Radio Web/Tech

The Next Generation of Public Radio

Late last week, Doug Kaye spilled the beans about his plans for the future of IT Conversations and went on to discuss his new business model for the service.

In some ways, Doug’s plan seems to me to represent the next generation of public radio – except that Doug’s audio content – as with all podcasts, by definition – will be available when you want it, rather than when a public radio station’s program director chooses to run it.

Many years ago, the FCC started granting non-commercial radio licenses. It was a wonderful thing – an appropriate amount of our radio spectrum – a public resource – was set aside for non-commercial purposes. Over time, these non-commercial stations began to distribute the programming of various content production and distribution services including National Public Radio among others.

As I understand it, a typical public radio station’s budget includes fees paid for each of us listeners having real-time “over the air” access to this content — along with all of the other expenses involved with operating and maintaining an on-the-air FCC-licensed radio property.

As we move forward into the podcasting world, we can begin to see how this “legacy” content creation and distribution model of public radio might have to shift. Public radio audiences will begin to shrink, as radio audiences generally have done. Their ability to raise membership fees may be impacted as fewer listeners choose to support their legacy broadcast model – which can be thought of as “come listen to the programs on my schedule, not yours!” They may also end up suffering soon as a result of proposed Congressional reductions in the budget for the Corporation for Public Broadcasting which funds, on average, about fifteen percent of local NPR member public radio station budgets.

The smart public radio stations will see what’s coming — and embrace the changes. They’ll make their original content, to the extent they still have any, available via a distribution model similar to what Doug’s now proposing. If you want it quickly, pay for speed (one-time or membership options available, thank you). Share the revenues generated with all of the stakeholders responsible for getting that content to the listener. Alternatively, other stations might make today’s or this week’s or last week’s content available for free – with archive access perhaps requiring a fee or an annual membership. Maybe we’ll finally have an access control reason to subscribe during those inane public radio pledge drives!
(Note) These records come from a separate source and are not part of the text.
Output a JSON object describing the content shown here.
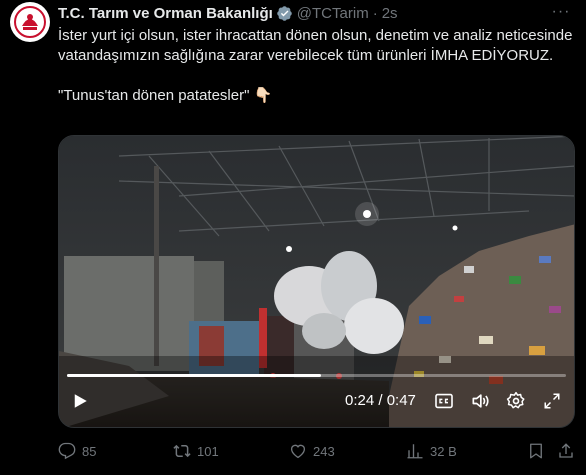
{
  "tweet": {
    "author_name": "T.C. Tarım ve Orman Bakanlığı",
    "handle": "@TCTarim",
    "separator": "·",
    "time": "2s",
    "text_line1": "İster yurt içi olsun, ister ihracattan dönen olsun, denetim ve analiz neticesinde vatandaşımızın sağlığına zarar verebilecek tüm ürünleri İMHA EDİYORUZ.",
    "text_line2": "\"Tunus'tan dönen patatesler\" 👇🏻"
  },
  "video": {
    "current_time": "0:24",
    "duration": "0:47",
    "time_display": "0:24 / 0:47",
    "progress": 0.51
  },
  "actions": {
    "replies": "85",
    "reposts": "101",
    "likes": "243",
    "views": "32 B"
  },
  "colors": {
    "background": "#000000",
    "text": "#e7e9ea",
    "muted": "#71767b",
    "verified_gray": "#829aab",
    "logo_red": "#c8102e"
  },
  "icons": [
    "avatar-logo",
    "verified-badge-icon",
    "more-options-icon",
    "play-icon",
    "captions-icon",
    "volume-icon",
    "settings-gear-icon",
    "fullscreen-icon",
    "reply-icon",
    "repost-icon",
    "like-icon",
    "views-icon",
    "bookmark-icon",
    "share-icon"
  ]
}
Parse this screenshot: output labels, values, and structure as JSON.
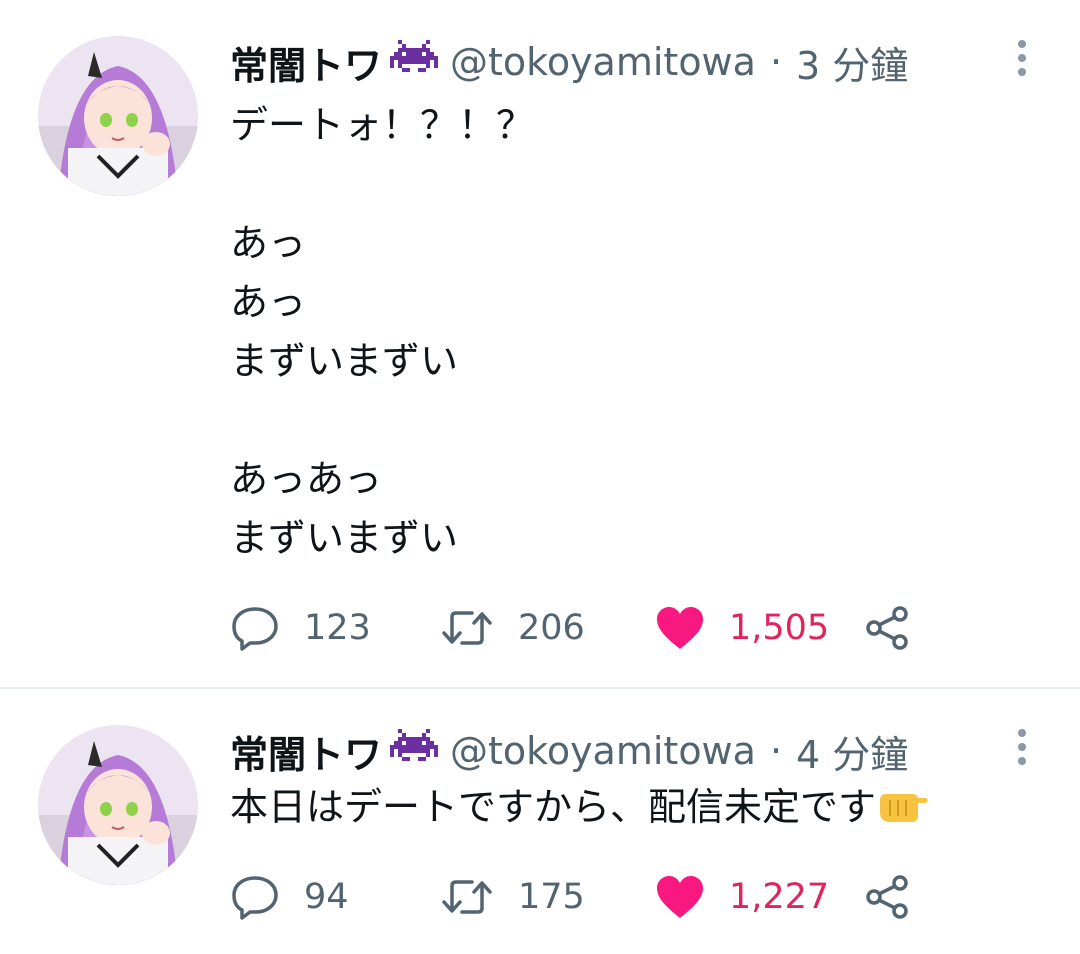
{
  "tweets": [
    {
      "display_name": "常闇トワ",
      "name_icon": "space-invader-icon",
      "handle": "@tokoyamitowa",
      "separator": "·",
      "time": "3 分鐘",
      "text_lines": [
        "デートォ！？！？",
        "",
        "あっ",
        "あっ",
        "まずいまずい",
        "",
        "あっあっ",
        "まずいまずい"
      ],
      "replies": "123",
      "retweets": "206",
      "likes": "1,505",
      "liked": true
    },
    {
      "display_name": "常闇トワ",
      "name_icon": "space-invader-icon",
      "handle": "@tokoyamitowa",
      "separator": "·",
      "time": "4 分鐘",
      "text_lines": [
        "本日はデートですから、配信未定です"
      ],
      "text_emoji": "fist-pointing-right-emoji",
      "replies": "94",
      "retweets": "175",
      "likes": "1,227",
      "liked": true
    }
  ],
  "colors": {
    "text": "#0f1419",
    "secondary": "#536471",
    "like": "#f91880",
    "invader": "#6b2fa0",
    "divider": "#e6ecf0"
  }
}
The big gorilla, NPR, has some serious thinking to do here. It’s under assault not just by podcasting but by satellite radio. Ultimately, I think the bigger threat is podcasting — but the more immediate one may be Bob Edwards on the bird. How they decide to address the podcasting threat/opportunity will be very interesting to watch. Whether they decide to “go direct” to the listener and cut out their long-time local public radio affiliates will be an important test. While more efficient, I’d prefer to see them continue to keep their partners in the financial loop — enabling me, for example, to buy an MP3 podcast of today’s Fresh Air via my new form KQED membership that let’s me feel good about listening real-time over the car radio but gives me unlimited access to audio content archives when I’m looking for great stuff to tuck into my iPod for that long trip to China. We shall see.

Some automation of all of this payment and access control would be wonderful – and seems ultimately required for all of this to work right. Apple, with its new iTunes podcasting support now deployed on zillions of both Windows and Mac desktops, appears to be in a superb position to be this broker.

Apple could sign up content providers (including both KQED, Doug Kaye and NPR), support the various access control policies and user fee collection options, manage the annual subscriptions, etc. – and collect a sliver of the revenues along the way. Ideally, it would also manage the fee distribution splits among the various parties involved in bringing all of this content to life in my earphones – at a time when I want to listen to it.

Potential future metaphor:

iTunes is to podcasting as PayPal is to eBay.

As has been said many times before, we certainly do live in interesting times! And, can video (think The Newshour with Jim Lehrer or Charlie Rose) be far behind?